2023-09-23 05:17:32,486 INFO 2580241112 <module> Generating sequences
2023-09-23 05:17:39,647 INFO 2580241112 <module> Printing sequences
2023-09-23 05:17:39,648 INFO 2580241112 <module> Result: Sally is a kindergarden teacher and Val is her student.Sally needs to contact Val's parent Soph to discuss her child's performance in school.Val is always late for class, and Sally needs to highlight to Soph about it.Val is extroverted and has made many new friends in school.
   Soph: Morning Sally! How is Val doing in school?
   Sally: Hi, Soph! Val is enjoying school, but she's late often. I think it might be affecting her learning.
    Soph: Hi Val, how's school going? Val is really enjoying it, and making a lot of new friends. But she's been late quite a lot. We think it's affecting her learning.
2023-09-23 05:17:39,648 INFO 2580241112 <module> Operation Complete


# Integration with Langchain
Once we have our huggingface pipeline made, it is easy to integrate it with Langchain for an easier interface to prompting.A warning, vanilla Falcon-7b tends to hallucinate.


In [34]:
from langchain import HuggingFacePipeline
from langchain import PromptTemplate, LLMChain

llm = HuggingFacePipeline(pipeline=pipeline)

template = """Scenario: You (Sally) are a math kindergarden teacher who is meeting parents and students for their bi-annual semester assessment. You
should provide feedback based on each student's performance this semester. Be concise.

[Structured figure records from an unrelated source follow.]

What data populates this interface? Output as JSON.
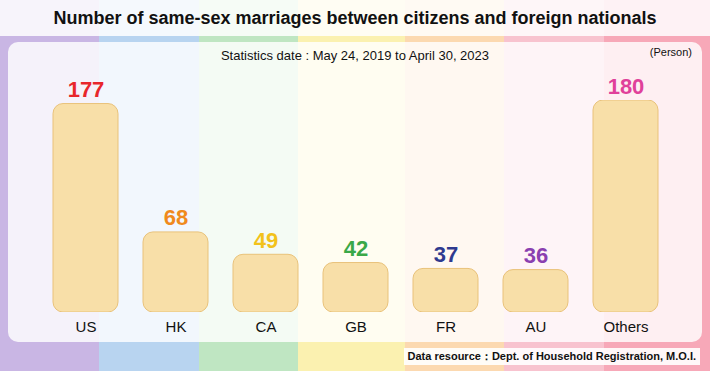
{
  "chart_data": {
    "type": "bar",
    "title": "Number of same-sex marriages between citizens and foreign nationals",
    "subtitle": "Statistics date : May 24, 2019 to April 30, 2023",
    "ylabel": "(Person)",
    "caption": "Data resource：Dept. of Household Registration, M.O.I.",
    "categories": [
      "US",
      "HK",
      "CA",
      "GB",
      "FR",
      "AU",
      "Others"
    ],
    "values": [
      177,
      68,
      49,
      42,
      37,
      36,
      180
    ],
    "color": "#f8dfa8",
    "colors": [
      "#e8262b",
      "#f08a1c",
      "#f2c21b",
      "#3aa848",
      "#2e3a8f",
      "#8a3fb0",
      "#e0409a"
    ],
    "ylim": [
      0,
      180
    ],
    "data_labels": true,
    "tick_labels": "x",
    "grid": false
  }
}
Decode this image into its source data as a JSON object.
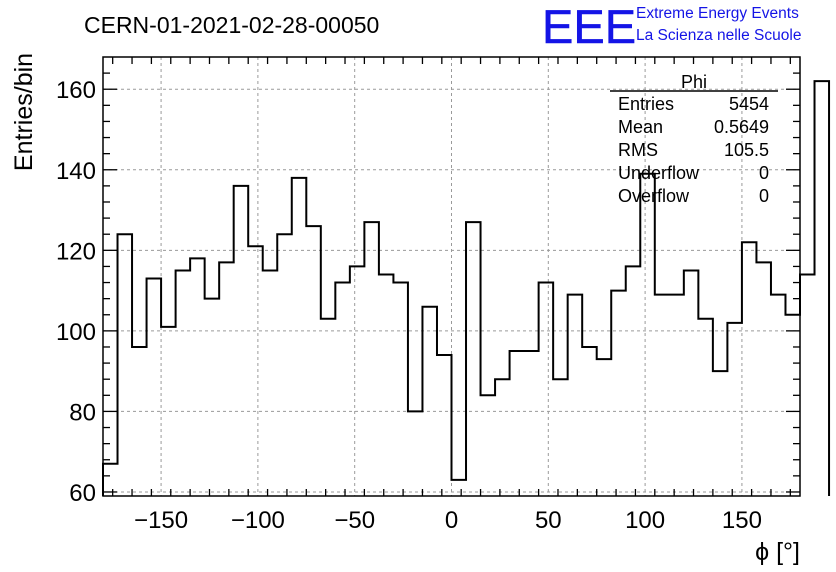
{
  "chart_data": {
    "type": "histogram",
    "title": "CERN-01-2021-02-28-00050",
    "xlabel": "ϕ [°]",
    "ylabel": "Entries/bin",
    "xlim": [
      -180,
      180
    ],
    "ylim": [
      59,
      168
    ],
    "grid": true,
    "xticks": [
      -150,
      -100,
      -50,
      0,
      50,
      100,
      150
    ],
    "xtick_labels": [
      "−150",
      "−100",
      "−50",
      "0",
      "50",
      "100",
      "150"
    ],
    "yticks": [
      60,
      80,
      100,
      120,
      140,
      160
    ],
    "bin_width": 7.5,
    "bin_edges_start": -180,
    "values": [
      67,
      124,
      96,
      113,
      101,
      115,
      118,
      108,
      117,
      136,
      121,
      115,
      124,
      138,
      126,
      103,
      112,
      116,
      127,
      114,
      112,
      80,
      106,
      94,
      63,
      127,
      84,
      88,
      95,
      95,
      112,
      88,
      109,
      96,
      93,
      110,
      116,
      139,
      109,
      109,
      115,
      103,
      90,
      102,
      122,
      117,
      109,
      104,
      114,
      162
    ],
    "stats": {
      "name": "Phi",
      "rows": [
        {
          "label": "Entries",
          "value": "5454"
        },
        {
          "label": "Mean",
          "value": "0.5649"
        },
        {
          "label": "RMS",
          "value": "105.5"
        },
        {
          "label": "Underflow",
          "value": "0"
        },
        {
          "label": "Overflow",
          "value": "0"
        }
      ]
    }
  },
  "logo": {
    "mark": "EEE",
    "line1": "Extreme Energy Events",
    "line2": "La Scienza nelle Scuole",
    "color": "#1414e6"
  }
}
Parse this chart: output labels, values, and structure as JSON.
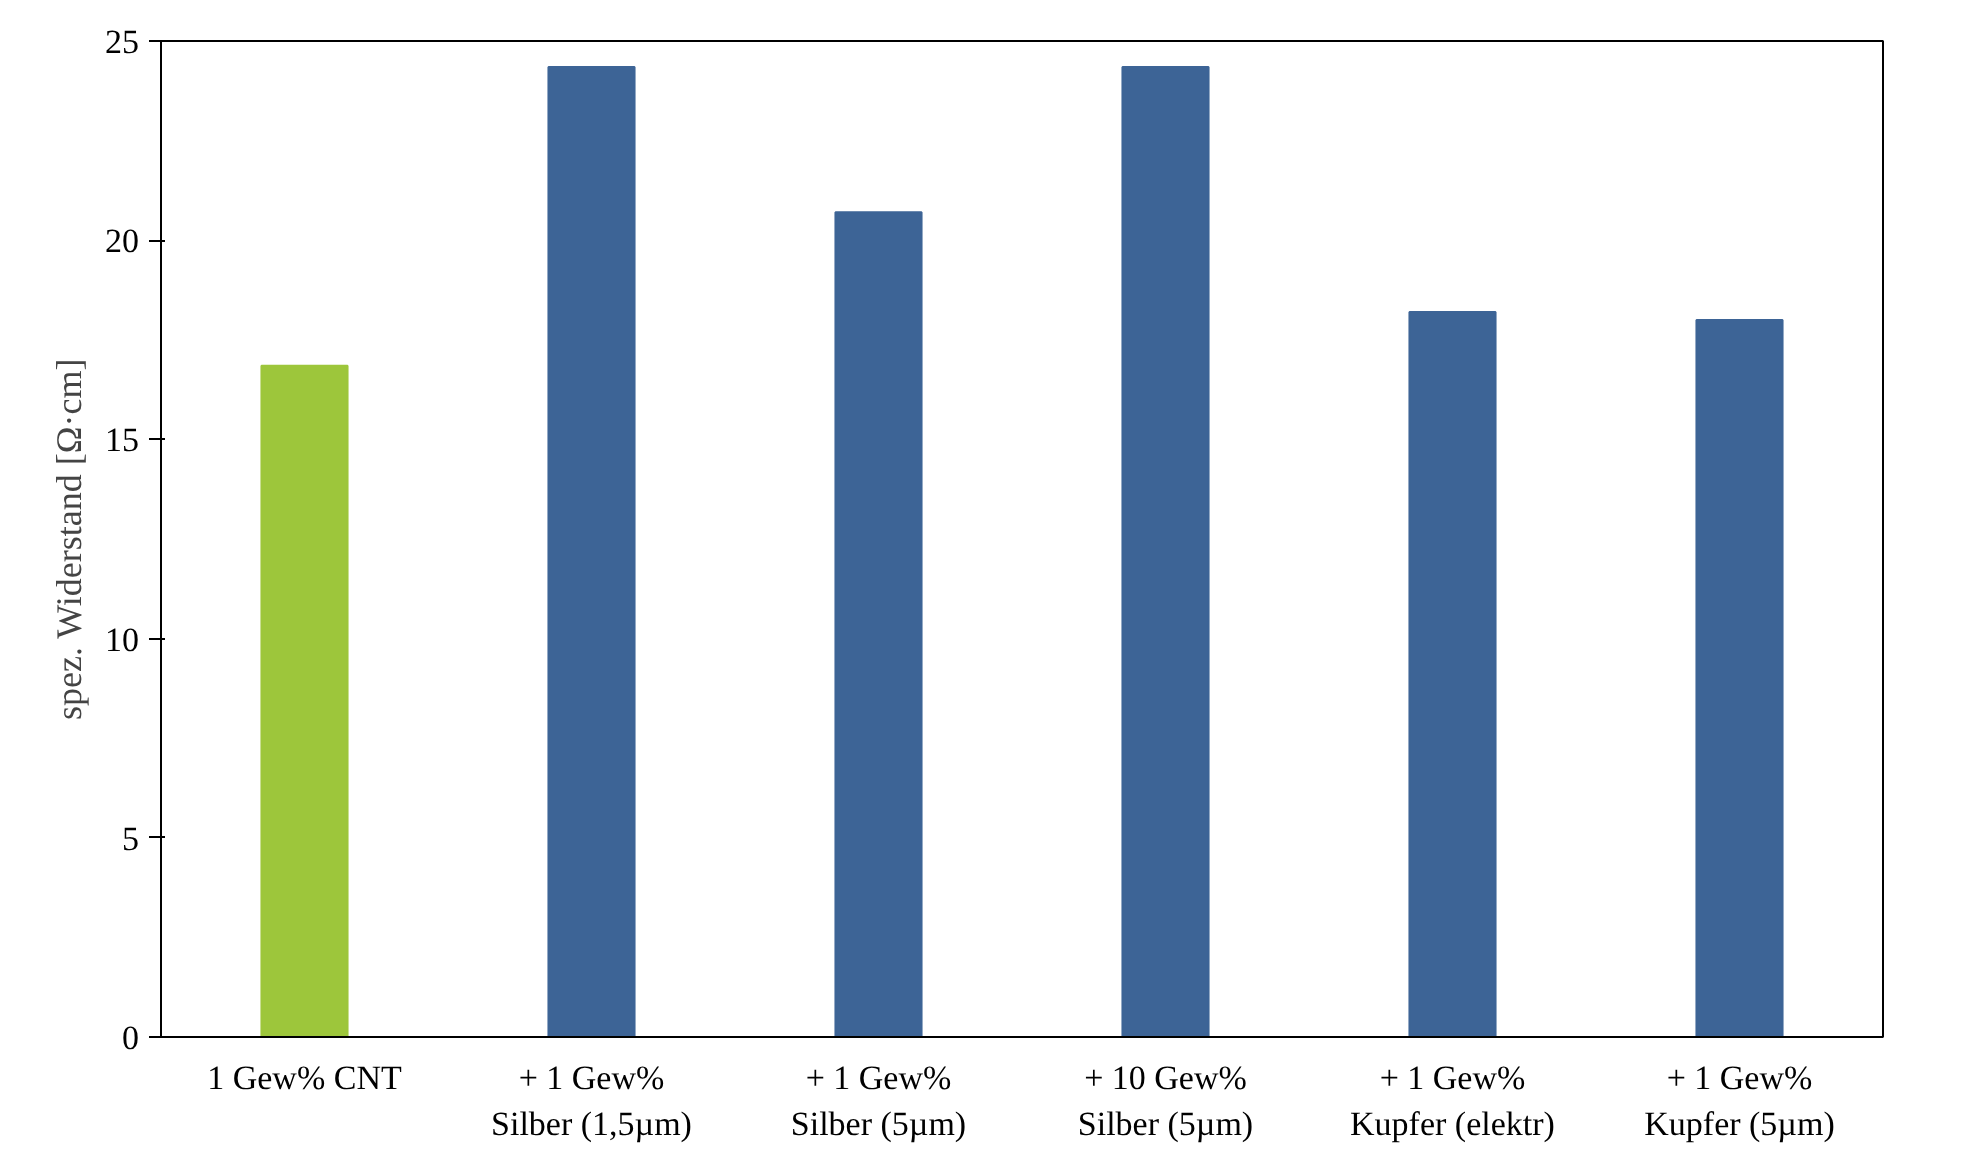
{
  "chart_data": {
    "type": "bar",
    "ylabel": "spez. Widerstand [Ω·cm]",
    "categories": [
      "1 Gew% CNT",
      "+ 1 Gew%\nSilber (1,5µm)",
      "+ 1 Gew%\nSilber (5µm)",
      "+ 10 Gew%\nSilber (5µm)",
      "+ 1 Gew%\nKupfer (elektr)",
      "+ 1 Gew%\nKupfer (5µm)"
    ],
    "values": [
      16.85,
      24.35,
      20.7,
      24.35,
      18.2,
      18.0
    ],
    "colors": [
      "#9dc63b",
      "#3d6496",
      "#3d6496",
      "#3d6496",
      "#3d6496",
      "#3d6496"
    ],
    "ylim": [
      0,
      25
    ],
    "yticks": [
      0,
      5,
      10,
      15,
      20,
      25
    ],
    "grid": false
  }
}
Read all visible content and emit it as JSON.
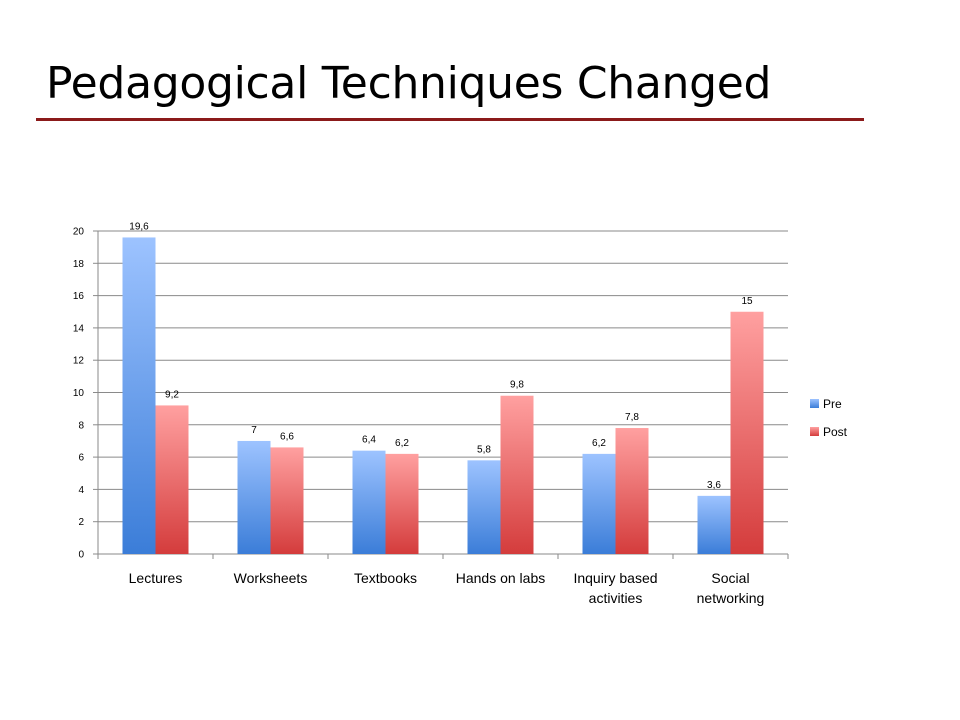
{
  "slide": {
    "title": "Pedagogical Techniques Changed",
    "rule_color": "#8b1a1a"
  },
  "chart_data": {
    "type": "bar",
    "title": "",
    "xlabel": "",
    "ylabel": "",
    "categories": [
      [
        "Lectures"
      ],
      [
        "Worksheets"
      ],
      [
        "Textbooks"
      ],
      [
        "Hands on labs"
      ],
      [
        "Inquiry based",
        "activities"
      ],
      [
        "Social",
        "networking"
      ]
    ],
    "series": [
      {
        "name": "Pre",
        "values": [
          19.6,
          7,
          6.4,
          5.8,
          6.2,
          3.6
        ],
        "labels": [
          "19,6",
          "7",
          "6,4",
          "5,8",
          "6,2",
          "3,6"
        ],
        "color_top": "#9dc3ff",
        "color_bottom": "#3b7dd8"
      },
      {
        "name": "Post",
        "values": [
          9.2,
          6.6,
          6.2,
          9.8,
          7.8,
          15
        ],
        "labels": [
          "9,2",
          "6,6",
          "6,2",
          "9,8",
          "7,8",
          "15"
        ],
        "color_top": "#ffa0a0",
        "color_bottom": "#d43c3c"
      }
    ],
    "ylim": [
      0,
      20
    ],
    "yticks": [
      0,
      2,
      4,
      6,
      8,
      10,
      12,
      14,
      16,
      18,
      20
    ],
    "grid": true,
    "legend_position": "right"
  }
}
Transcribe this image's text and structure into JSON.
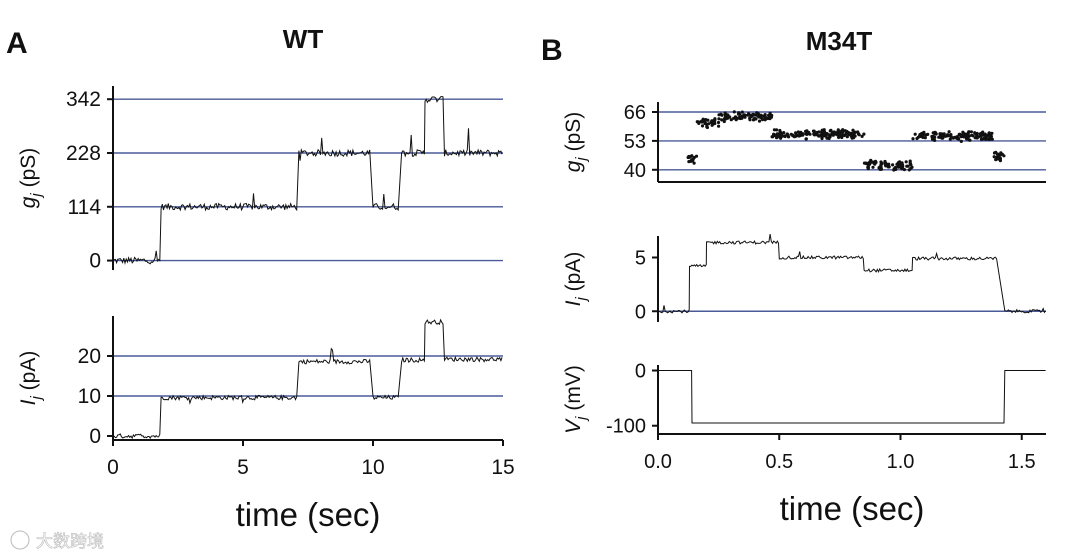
{
  "watermark": "大数跨境",
  "panels": [
    {
      "letter": "A",
      "title": "WT"
    },
    {
      "letter": "B",
      "title": "M34T"
    }
  ],
  "chart_data": [
    {
      "id": "A-top",
      "type": "line",
      "panel": "A",
      "title": "WT",
      "ylabel": {
        "base": "g",
        "sub": "j",
        "unit": " (pS)"
      },
      "xlim": [
        0,
        15
      ],
      "ylim": [
        -20,
        370
      ],
      "yticks": [
        "0",
        "114",
        "228",
        "342"
      ],
      "ytick_values": [
        0,
        114,
        228,
        342
      ],
      "gridlines": [
        0,
        114,
        228,
        342
      ],
      "segments": [
        [
          0,
          1.8,
          0
        ],
        [
          1.85,
          7.1,
          114
        ],
        [
          7.15,
          9.9,
          228
        ],
        [
          10.0,
          11.0,
          114
        ],
        [
          11.1,
          12.0,
          228
        ],
        [
          12.0,
          12.7,
          342
        ],
        [
          12.75,
          15,
          228
        ]
      ]
    },
    {
      "id": "A-bottom",
      "type": "line",
      "panel": "A",
      "ylabel": {
        "base": "I",
        "sub": "j",
        "unit": " (pA)"
      },
      "xlim": [
        0,
        15
      ],
      "ylim": [
        -1,
        30
      ],
      "yticks": [
        "0",
        "10",
        "20"
      ],
      "ytick_values": [
        0,
        10,
        20
      ],
      "gridlines": [
        10,
        20
      ],
      "xticks": [
        "0",
        "5",
        "10",
        "15"
      ],
      "xtick_values": [
        0,
        5,
        10,
        15
      ],
      "xlabel": "time (sec)",
      "segments": [
        [
          0,
          1.8,
          0
        ],
        [
          1.85,
          7.1,
          9.6
        ],
        [
          7.15,
          9.9,
          18.6
        ],
        [
          10.0,
          11.0,
          9.6
        ],
        [
          11.1,
          12.0,
          19.0
        ],
        [
          12.0,
          12.7,
          28.5
        ],
        [
          12.75,
          15,
          19.2
        ]
      ]
    },
    {
      "id": "B-top",
      "type": "scatter",
      "panel": "B",
      "title": "M34T",
      "ylabel": {
        "base": "g",
        "sub": "j",
        "unit": " (pS)"
      },
      "xlim": [
        0,
        1.6
      ],
      "ylim": [
        34.5,
        70.5
      ],
      "yticks": [
        "40",
        "53",
        "66"
      ],
      "ytick_values": [
        40,
        53,
        66
      ],
      "gridlines": [
        40,
        53,
        66
      ],
      "segments": [
        [
          0.12,
          0.16,
          45
        ],
        [
          0.16,
          0.25,
          61
        ],
        [
          0.25,
          0.47,
          64
        ],
        [
          0.47,
          0.85,
          56
        ],
        [
          0.85,
          1.05,
          42
        ],
        [
          1.05,
          1.38,
          55
        ],
        [
          1.38,
          1.43,
          46
        ]
      ]
    },
    {
      "id": "B-middle",
      "type": "line",
      "panel": "B",
      "ylabel": {
        "base": "I",
        "sub": "j",
        "unit": " (pA)"
      },
      "xlim": [
        0,
        1.6
      ],
      "ylim": [
        -1.0,
        7.0
      ],
      "yticks": [
        "0",
        "5"
      ],
      "ytick_values": [
        0,
        5
      ],
      "gridlines": [
        0
      ],
      "segments": [
        [
          0,
          0.13,
          0
        ],
        [
          0.13,
          0.2,
          4.2
        ],
        [
          0.2,
          0.5,
          6.4
        ],
        [
          0.5,
          0.85,
          5.0
        ],
        [
          0.85,
          1.05,
          3.8
        ],
        [
          1.05,
          1.4,
          4.9
        ],
        [
          1.43,
          1.6,
          0
        ]
      ]
    },
    {
      "id": "B-bottom",
      "type": "line",
      "panel": "B",
      "ylabel": {
        "base": "V",
        "sub": "j",
        "unit": " (mV)"
      },
      "xlim": [
        0,
        1.6
      ],
      "ylim": [
        -115,
        10
      ],
      "yticks": [
        "0",
        "-100"
      ],
      "ytick_values": [
        0,
        -100
      ],
      "gridlines": [],
      "xticks": [
        "0.0",
        "0.5",
        "1.0",
        "1.5"
      ],
      "xtick_values": [
        0,
        0.5,
        1.0,
        1.5
      ],
      "xlabel": "time (sec)",
      "segments": [
        [
          0,
          0.14,
          0
        ],
        [
          0.14,
          1.43,
          -95
        ],
        [
          1.43,
          1.6,
          0
        ]
      ]
    }
  ]
}
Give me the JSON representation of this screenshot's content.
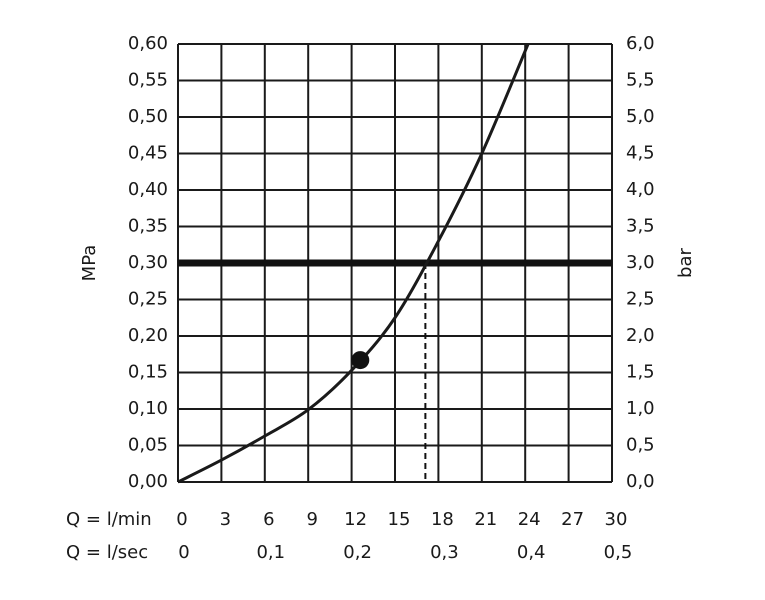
{
  "chart_data": {
    "type": "line",
    "y_label": "MPa",
    "y2_label": "bar",
    "x_label": "Q = l/min",
    "x2_label": "Q = l/sec",
    "x": [
      0,
      3,
      6,
      9,
      12,
      15,
      18,
      21,
      24.2
    ],
    "series": [
      {
        "color": "#1a1a1a",
        "values": [
          0,
          0.03,
          0.063,
          0.099,
          0.153,
          0.225,
          0.33,
          0.45,
          0.6
        ]
      }
    ],
    "xlim": [
      0,
      30
    ],
    "xticks": [
      0,
      3,
      6,
      9,
      12,
      15,
      18,
      21,
      24,
      27,
      30
    ],
    "x2lim": [
      0,
      0.5
    ],
    "x2ticks": [
      0,
      {
        "value": 0.1,
        "label": "0,1"
      },
      {
        "value": 0.2,
        "label": "0,2"
      },
      {
        "value": 0.3,
        "label": "0,3"
      },
      {
        "value": 0.4,
        "label": "0,4"
      },
      {
        "value": 0.5,
        "label": "0,5"
      }
    ],
    "ylim": [
      0,
      0.6
    ],
    "yticks": [
      {
        "value": 0,
        "label": "0,00"
      },
      {
        "value": 0.05,
        "label": "0,05"
      },
      {
        "value": 0.1,
        "label": "0,10"
      },
      {
        "value": 0.15,
        "label": "0,15"
      },
      {
        "value": 0.2,
        "label": "0,20"
      },
      {
        "value": 0.25,
        "label": "0,25"
      },
      {
        "value": 0.3,
        "label": "0,30"
      },
      {
        "value": 0.35,
        "label": "0,35"
      },
      {
        "value": 0.4,
        "label": "0,40"
      },
      {
        "value": 0.45,
        "label": "0,45"
      },
      {
        "value": 0.5,
        "label": "0,50"
      },
      {
        "value": 0.55,
        "label": "0,55"
      },
      {
        "value": 0.6,
        "label": "0,60"
      }
    ],
    "y2lim": [
      0,
      6
    ],
    "y2ticks": [
      {
        "value": 0,
        "label": "0,0"
      },
      {
        "value": 0.5,
        "label": "0,5"
      },
      {
        "value": 1,
        "label": "1,0"
      },
      {
        "value": 1.5,
        "label": "1,5"
      },
      {
        "value": 2,
        "label": "2,0"
      },
      {
        "value": 2.5,
        "label": "2,5"
      },
      {
        "value": 3,
        "label": "3,0"
      },
      {
        "value": 3.5,
        "label": "3,5"
      },
      {
        "value": 4,
        "label": "4,0"
      },
      {
        "value": 4.5,
        "label": "4,5"
      },
      {
        "value": 5,
        "label": "5,0"
      },
      {
        "value": 5.5,
        "label": "5,5"
      },
      {
        "value": 6,
        "label": "6,0"
      }
    ],
    "grid": true,
    "reference_line": {
      "y": 0.3
    },
    "drop_line": {
      "x": 17.1,
      "y": 0.3
    },
    "marker": {
      "x": 12.6,
      "y": 0.167
    }
  }
}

Grades are defined in descending order of: A, B, C ,D ,E , F. D, E and F are failing grades. Generate one response only.

Example:
Grade: C
Claire: Hi Sally, I am Sarah's parent. Has her math improved this semester?
Sally: Hi Claire, she scored a C on her math exam, and has room for improvement, I would suggest more revision and exercises for her.

Example:
Grade: A
Sam: Hi Sally, I am Tom's parent. How is Tom doing in exams?
Sally: Tom demonstrates keen interest in the subject, scoring a remarkable A, keep up the good work.


Be concise.Generate one response only.Answer the parent's question below.

Grade: {grade}
{parent}: Hi Sally, I am  {student}'s parent. {question}
Sally:
"""

prompt = PromptTemplate(
    template=template, 
    input_variables= ["grade", "parent", "student", "question"]
)

llm_chain = LLMChain(prompt=prompt, llm=llm)
logging.info("Asking Question...")
output = llm_chain.run({"grade": "A", "parent": "Peter", "student": "Becky", "question": "How did Becky perform this semester?"})
logger.info(output)
logging.info("Question Answered")

2023-09-23 05:47:49,384 INFO 2510736692 <module> Asking Question...
2023-09-23 05:48:02,626 INFO 2510736692 <module> Question Answered


Be concise. Generate one response only. Answer the parent's question below.

Grade: B
Alice: Hi Sally, I am John's parent. How is he doing academically this semester? Please provide a feedback.
Sally: John's overall performance is a bit mixed, although he's made substantial progress in the past 2 months. His current math level is B, but he needs more consistent practice to reach a higher level.